What Exactly Has Gone So Wrong at Zipcar – Is the UK Vehicle-Sharing Market Finished?

The volunteer food project in Rotherhithe has provided a large number of cooked meals each week for the past two years to elderly residents and needy locals in south London. However, their operations face major disruption by the news that they will lose access to New Year’s Day.

This organization had relied on Zipcar, the app-based vehicle rental service that customers to access its fleet of vehicles via smartphone. It caused shock through the capital when it declared it would shut down its UK business from 1 January.

It will mean many volunteers cannot collect food from a major food charity, that collects excess produce from supermarkets, cafes and restaurants. Obvious alternatives are further away, more expensive, or lack the same flexible hours.

“The impact will be massively,” stated Vimal Pandya, the project's founder. “My team and I are concerned by the logistical challenge we will face. Many groups like ours will face difficulties.”

“Faced with this reality, everyone is concerned and thinking: ‘How are we going to carry on?”

A Major Blow for Urban Car-Sharing

These volunteers are part of over 500,000 people in London registered as car club members, who could be left without easy use to vehicles, without the hassle and cost of ownership. The vast majority of those members were probably with Zipcar, which held a dominant position in the city.

The planned closure, pending consultation with staff, is a big blow to hopes that vehicle clubs in cities could reduce the need for owning a car. Yet, some experts have noted that Zipcar’s exit need not mean the demise for the idea in Britain.

The Promise of Car Sharing

Shared vehicle use is prized by many urbanists and green advocates as a way of reducing the ills linked to vehicle ownership. Most cars sit as two-tonne dead weights on the side of the road for 95% of the time, occupying parking. They also require large CO2 output to produce, and people who do not own cars tend to walk, cycle and take public transport more. That helps urban areas – easing congestion and pollution – and improves public health through increased activity.

Understanding the Decline

Zipcar was founded in 2000 before its acquisition by the US car rental group Avis Budget in 2013. Zipcar’s UK income were minimal compared with its owner's overall annual revenue, and a loss that reached £11.7m in 2024 gave little incentive to continue.

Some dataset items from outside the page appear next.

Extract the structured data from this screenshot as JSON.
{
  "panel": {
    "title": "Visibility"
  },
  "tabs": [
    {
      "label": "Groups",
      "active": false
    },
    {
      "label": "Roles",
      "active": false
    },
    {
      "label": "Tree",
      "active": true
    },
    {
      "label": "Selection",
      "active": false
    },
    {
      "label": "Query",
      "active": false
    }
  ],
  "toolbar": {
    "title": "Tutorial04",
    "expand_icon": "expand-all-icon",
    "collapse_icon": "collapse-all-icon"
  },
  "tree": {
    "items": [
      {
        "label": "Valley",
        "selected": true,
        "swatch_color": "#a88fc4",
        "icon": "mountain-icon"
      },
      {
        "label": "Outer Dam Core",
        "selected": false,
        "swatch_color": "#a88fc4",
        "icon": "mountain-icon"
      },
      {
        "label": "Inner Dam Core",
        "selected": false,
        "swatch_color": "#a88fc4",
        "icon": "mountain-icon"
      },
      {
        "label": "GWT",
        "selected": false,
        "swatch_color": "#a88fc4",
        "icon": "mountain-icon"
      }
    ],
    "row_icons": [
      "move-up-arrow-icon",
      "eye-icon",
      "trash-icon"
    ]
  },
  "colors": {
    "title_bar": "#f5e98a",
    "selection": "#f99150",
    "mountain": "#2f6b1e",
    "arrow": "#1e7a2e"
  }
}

Avis Budget has said the closure is part of a “broader transformation across our global operations, where we are taking deliberate steps to streamline operations, improve returns”.

Its latest financial reports noted revenues had fallen as drivers took less frequent, shorter trips. “This trend reflect the ongoing impact of the economic squeeze, which is dampening demand for discretionary spending,” it said.

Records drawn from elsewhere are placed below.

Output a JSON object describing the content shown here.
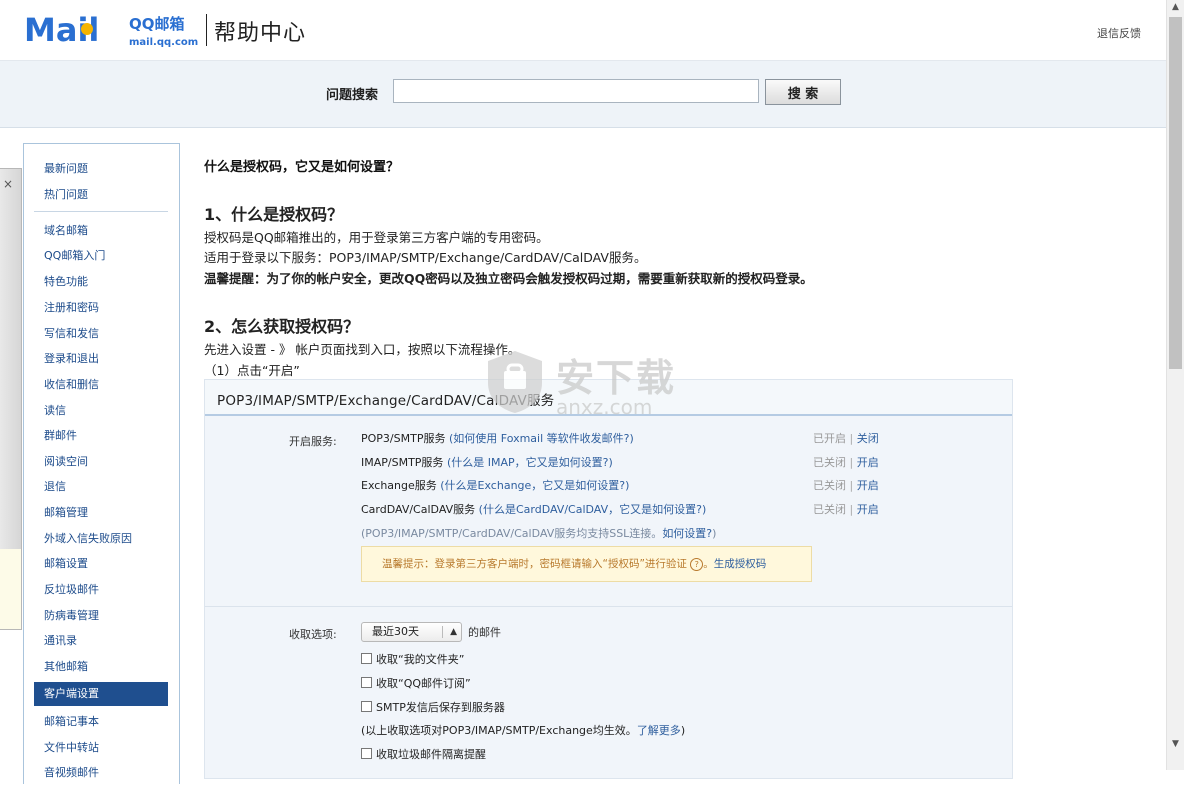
{
  "header": {
    "brand": "Mail",
    "brand_cn": "QQ邮箱",
    "brand_url": "mail.qq.com",
    "title": "帮助中心",
    "feedback_link": "退信反馈"
  },
  "search": {
    "label": "问题搜索",
    "value": "",
    "placeholder": "",
    "button_label": "搜 索"
  },
  "sidebar": {
    "items": [
      {
        "label": "最新问题"
      },
      {
        "label": "热门问题"
      },
      {
        "label": "域名邮箱"
      },
      {
        "label": "QQ邮箱入门"
      },
      {
        "label": "特色功能"
      },
      {
        "label": "注册和密码"
      },
      {
        "label": "写信和发信"
      },
      {
        "label": "登录和退出"
      },
      {
        "label": "收信和删信"
      },
      {
        "label": "读信"
      },
      {
        "label": "群邮件"
      },
      {
        "label": "阅读空间"
      },
      {
        "label": "退信"
      },
      {
        "label": "邮箱管理"
      },
      {
        "label": "外域入信失败原因"
      },
      {
        "label": "邮箱设置"
      },
      {
        "label": "反垃圾邮件"
      },
      {
        "label": "防病毒管理"
      },
      {
        "label": "通讯录"
      },
      {
        "label": "其他邮箱"
      },
      {
        "label": "客户端设置",
        "active": true
      },
      {
        "label": "邮箱记事本"
      },
      {
        "label": "文件中转站"
      },
      {
        "label": "音视频邮件"
      }
    ]
  },
  "popup": {
    "close_glyph": "×"
  },
  "article": {
    "title": "什么是授权码，它又是如何设置？",
    "section1_heading": "1、什么是授权码？",
    "section1_p1": "授权码是QQ邮箱推出的，用于登录第三方客户端的专用密码。",
    "section1_p2": "适用于登录以下服务：POP3/IMAP/SMTP/Exchange/CardDAV/CalDAV服务。",
    "section1_tip": "温馨提醒：为了你的帐户安全，更改QQ密码以及独立密码会触发授权码过期，需要重新获取新的授权码登录。",
    "section2_heading": "2、怎么获取授权码？",
    "section2_p1": "先进入设置 - 》 帐户页面找到入口，按照以下流程操作。",
    "section2_step1": "（1）点击“开启”"
  },
  "panel": {
    "title": "POP3/IMAP/SMTP/Exchange/CardDAV/CalDAV服务",
    "services_label": "开启服务:",
    "services": [
      {
        "name": "POP3/SMTP服务",
        "help": "(如何使用 Foxmail 等软件收发邮件?)",
        "status": "已开启",
        "action": "关闭"
      },
      {
        "name": "IMAP/SMTP服务",
        "help": "(什么是 IMAP，它又是如何设置?)",
        "status": "已关闭",
        "action": "开启"
      },
      {
        "name": "Exchange服务",
        "help": "(什么是Exchange，它又是如何设置?)",
        "status": "已关闭",
        "action": "开启"
      },
      {
        "name": "CardDAV/CalDAV服务",
        "help": "(什么是CardDAV/CalDAV，它又是如何设置?)",
        "status": "已关闭",
        "action": "开启"
      }
    ],
    "status_separator": "|",
    "ssl_note": "(POP3/IMAP/SMTP/CardDAV/CalDAV服务均支持SSL连接。",
    "ssl_link": "如何设置?",
    "ssl_close": ")",
    "tip_text": "温馨提示：登录第三方客户端时，密码框请输入“授权码”进行验证",
    "tip_help_glyph": "?",
    "tip_link": "生成授权码",
    "receive_label": "收取选项:",
    "receive_select": "最近30天",
    "receive_suffix": "的邮件",
    "checkboxes": [
      {
        "label": "收取“我的文件夹”"
      },
      {
        "label": "收取“QQ邮件订阅”"
      },
      {
        "label": "SMTP发信后保存到服务器"
      }
    ],
    "effect_note": "(以上收取选项对POP3/IMAP/SMTP/Exchange均生效。",
    "effect_link": "了解更多",
    "effect_close": ")",
    "spam_checkbox": "收取垃圾邮件隔离提醒"
  },
  "watermark": {
    "text": "安下载",
    "url": "anxz.com"
  },
  "colors": {
    "accent": "#1f4f8f",
    "link": "#2f5f9e",
    "tip_bg": "#fff8dc",
    "logo_blue": "#2a6fd1"
  }
}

London's Unique Challenges

Yet, industry observers noted that London has particular issues that made it difficult for the sector to succeed.

  • Patchwork Policies: Across 33 boroughs, car-club operators face a patchwork of different procedures and costs that made it harder.
  • New Costs: The closure comes as electric cars becoming liable for London’s congestion charge, adding unavoidable costs.
  • Unequal Parking Fees: Locals in some boroughs pay as little as £63 for a year’s electric car parking permit. A similar shared vehicle would pay over £1,100 per year, creating a major disincentive.

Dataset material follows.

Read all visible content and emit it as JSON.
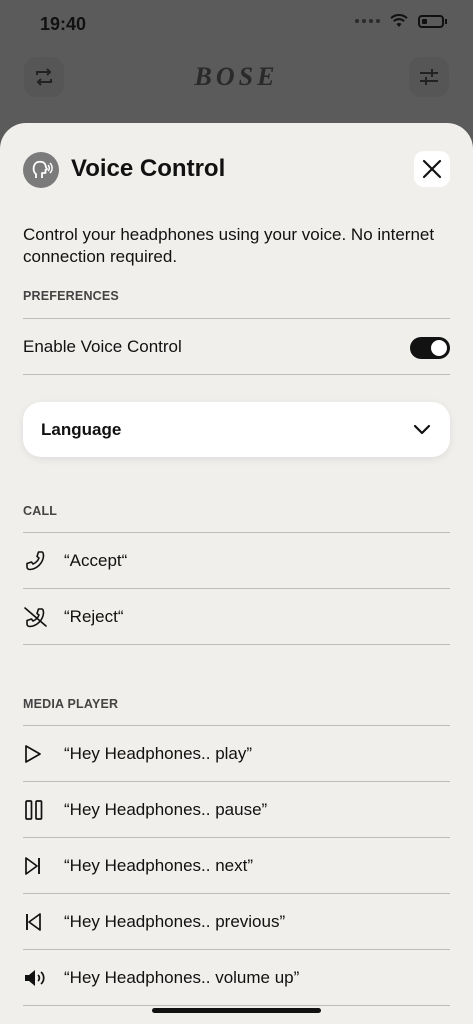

“We should literally be charged one-twentieth of a resident’s permit,” said Robert Schopen of Co Wheels. “We’re taking cars off the street. We introduce cleaner models in their place.”

Lessons from Abroad

Nations in Europe offer examples for London to follow. Germany introduced national shared mobility laws in 2017, providing a nationwide framework for parking, support and exemptions. Now, the country has 5.4 shared cars per 10,000 people, while France has 2.1 and Belgium has 6.3. The UK lags behind at 0.7.

“What we see is that car sharing around the world, especially in Europe, is expanding,” said Bharath Devanathan of Invers.

He suggested authorities should start to treat car sharing as a form of mass transit, and link it with train and bus stations. He added that a potential operator was already seriously considering entering the London market: “There will be fill this gap.”

The Future Landscape

The company’s competitors can be split into two models:

  1. Fleet Operators: Which maintain their own cars. Examples Denmark’s GreenMobility, France’s Free2Move, and Germany’s Miles Mobility.
  2. Peer-to-Peer Services: Which allow users to hire out their own vehicles via an app – a kind of Airbnb for cars. Examples Britain’s Hiyacar and the US’s Getaround and Turo.

One company, a US-headquartered P2P service, is already weighing up the UK gap. Rory Brimmer, its UK managing director, said there was a “significant chance” to win more users. “There is a void that is going to need to be filled, because London still needs to move,” Brimmer said.

Yet, it could take a while for other players to build momentum. For now, more people may feel forced to buy cars, and many across London will be without a convenient option.

For the volunteers in Rotherhithe, the next month will be a rush to find a way. The logistical challenge caused by Zipcar’s exit underscores the wider implications of its departure on community groups and the future of shared mobility in the UK.

Mallory Bell
Mallory Bell

Elara is a science writer and astronomer with a passion for unraveling cosmic mysteries and sharing insights with readers worldwide.